Good point. Also the epistles were written while the temple works and sacrifice were still happening in history of two thousand years ago. So Paul is comparing the old with the new testament while the old is still being lived by jews of that era. Today reformation people read it wrong. It is out its time.
What do you expect when you had ignorant Germans, Dutch and Englishmen trying to imagine life in Semitic Palestine in the 1st century? Instead of restoring something they founded a mutant version of Christianity that had nothing to do with the early Church.
I think they polemics are hard-pressed to explain what the Oriental Orthodox and Assyrian Church of the East’s polity and faith is closer to that of the Church of Rome than theirs.
They never knew any sort of union of Church and State because they were persecuted by Constantine’s successors for their questionable Christology.
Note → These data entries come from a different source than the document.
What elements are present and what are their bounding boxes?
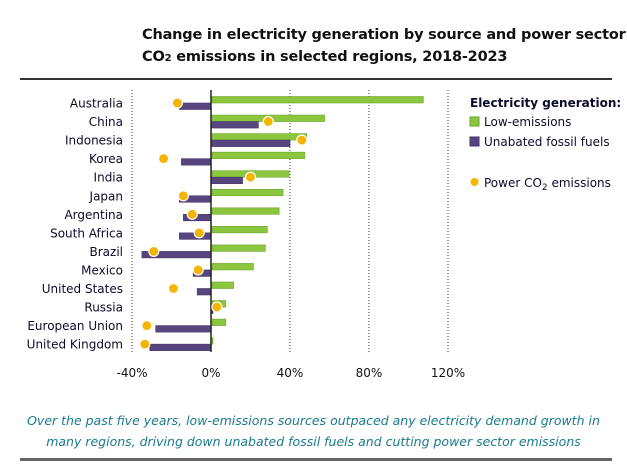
- bar-low-emissions-australia: [211, 96, 424, 104]
- chart-title-line-1: Change in electricity generation by sour…: [142, 27, 626, 43]
- caption-line-2: many regions, driving down unabated foss…: [46, 434, 581, 449]
- title-subscript: 2: [164, 53, 172, 64]
- y-label-united-states: United States: [42, 282, 123, 296]
- dot-power-co2-south-africa: [193, 227, 205, 239]
- bar-unabated-fossil-korea: [181, 158, 212, 166]
- legend-title: Electricity generation:: [470, 96, 621, 110]
- x-tick-label-80-: 80%: [356, 366, 383, 380]
- legend-label-power-co2: Power CO2 emissions: [484, 176, 611, 193]
- y-label-argentina: Argentina: [64, 208, 123, 222]
- bar-unabated-fossil-china: [210, 121, 259, 129]
- legend-label-unabated-fossil: Unabated fossil fuels: [484, 135, 610, 149]
- gridlines: [131, 90, 449, 352]
- dot-power-co2-russia: [211, 301, 223, 313]
- dot-power-co2-australia: [171, 97, 184, 109]
- y-label-japan: Japan: [89, 189, 123, 203]
- dot-power-co2-united-kingdom: [139, 338, 151, 350]
- y-axis-labels: Australia China Indonesia Korea India Japan Ar…: [27, 97, 123, 352]
- title-co-text: CO: [142, 49, 165, 65]
- bar-low-emissions-united-states: [211, 281, 235, 289]
- y-label-china: China: [89, 115, 123, 129]
- caption-line-1: Over the past five years, low-emissions …: [27, 413, 600, 428]
- legend-marker-power-co2: [470, 178, 479, 186]
- bar-unabated-fossil-united-kingdom: [149, 343, 212, 351]
- dot-power-co2-korea: [158, 153, 170, 165]
- bar-low-emissions-united-kingdom: [211, 337, 214, 345]
- caption: Over the past five years, low-emissions …: [0, 410, 627, 452]
- y-label-mexico: Mexico: [81, 263, 123, 277]
- legend: Electricity generation: Low-emissions Un…: [469, 96, 621, 193]
- bar-low-emissions-south-africa: [211, 226, 268, 234]
- x-tick-label--40-: -40%: [116, 366, 147, 380]
- bar-low-emissions-indonesia: [211, 133, 308, 141]
- dot-power-co2-india: [244, 171, 257, 183]
- y-label-united-kingdom: United Kingdom: [27, 338, 123, 352]
- dot-power-co2-united-states: [167, 282, 180, 295]
- x-tick-label-40-: 40%: [277, 366, 304, 380]
- dot-power-co2-argentina: [186, 208, 198, 220]
- bars: [141, 96, 424, 351]
- bar-low-emissions-brazil: [211, 244, 266, 252]
- y-label-european-union: European Union: [27, 319, 123, 333]
- bar-unabated-fossil-united-states: [196, 288, 212, 296]
- bar-low-emissions-argentina: [211, 207, 280, 215]
- title-rest-text: emissions in selected regions, 2018-2023: [171, 49, 508, 65]
- dot-power-co2-mexico: [192, 264, 204, 276]
- chart-title-line-2: CO2 emissions in selected regions, 2018-…: [142, 46, 627, 70]
- dot-power-co2-japan: [177, 190, 189, 202]
- chart-title: Change in electricity generation by sour…: [0, 24, 627, 70]
- y-label-indonesia: Indonesia: [65, 134, 123, 148]
- top-divider: [20, 78, 612, 80]
- x-tick-label-120-: 120%: [431, 366, 465, 380]
- chart-area: Australia China Indonesia Korea India Japan Ar…: [27, 90, 621, 380]
- y-label-south-africa: South Africa: [50, 226, 123, 240]
- dot-power-co2-china: [262, 115, 274, 128]
- dots: [139, 97, 308, 350]
- dot-power-co2-indonesia: [296, 134, 308, 146]
- bar-low-emissions-mexico: [211, 263, 254, 271]
- bar-low-emissions-japan: [211, 188, 284, 197]
- legend-swatch-unabated-fossil: [469, 136, 480, 147]
- dot-power-co2-european-union: [141, 320, 153, 332]
- bar-unabated-fossil-indonesia: [210, 139, 291, 147]
- bar-low-emissions-european-union: [211, 318, 227, 326]
- dot-power-co2-brazil: [148, 245, 160, 257]
- bar-unabated-fossil-european-union: [155, 325, 212, 333]
- y-label-russia: Russia: [84, 301, 123, 315]
- legend-swatch-low-emissions: [469, 116, 480, 127]
- y-label-brazil: Brazil: [90, 245, 124, 259]
- x-tick-label-0-: 0%: [201, 366, 220, 380]
- y-label-korea: Korea: [89, 152, 123, 166]
- bar-low-emissions-korea: [211, 151, 306, 159]
- y-label-india: India: [94, 171, 123, 185]
- x-axis-labels: -40% 0% 40% 80% 120%: [116, 366, 465, 380]
- bar-unabated-fossil-australia: [179, 102, 212, 110]
- y-label-australia: Australia: [70, 97, 123, 111]
- bottom-divider: [20, 458, 612, 461]
- legend-label-low-emissions: Low-emissions: [484, 115, 571, 129]
- bar-unabated-fossil-india: [210, 176, 243, 184]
They never were affected by scholasticism except when the Portuguese unsuccessfully tried imposing it on them.
These churches believe in the episcopacy of divine right, the same 7 sacraments as the Church of Rome, praying for the dead, the same view of faith and works, the corporeal presence of Jesus in the Eucharist, etc.
I find I can attend a Coptic Orthodox Bible study with very few disagreements compared with if I were to attend an Evangelical Bible study that looks at the Bible without any cultural, political, or historical contexts.
The common American Evangelical view of the apostles is that they were white Americans who looked and thought like them.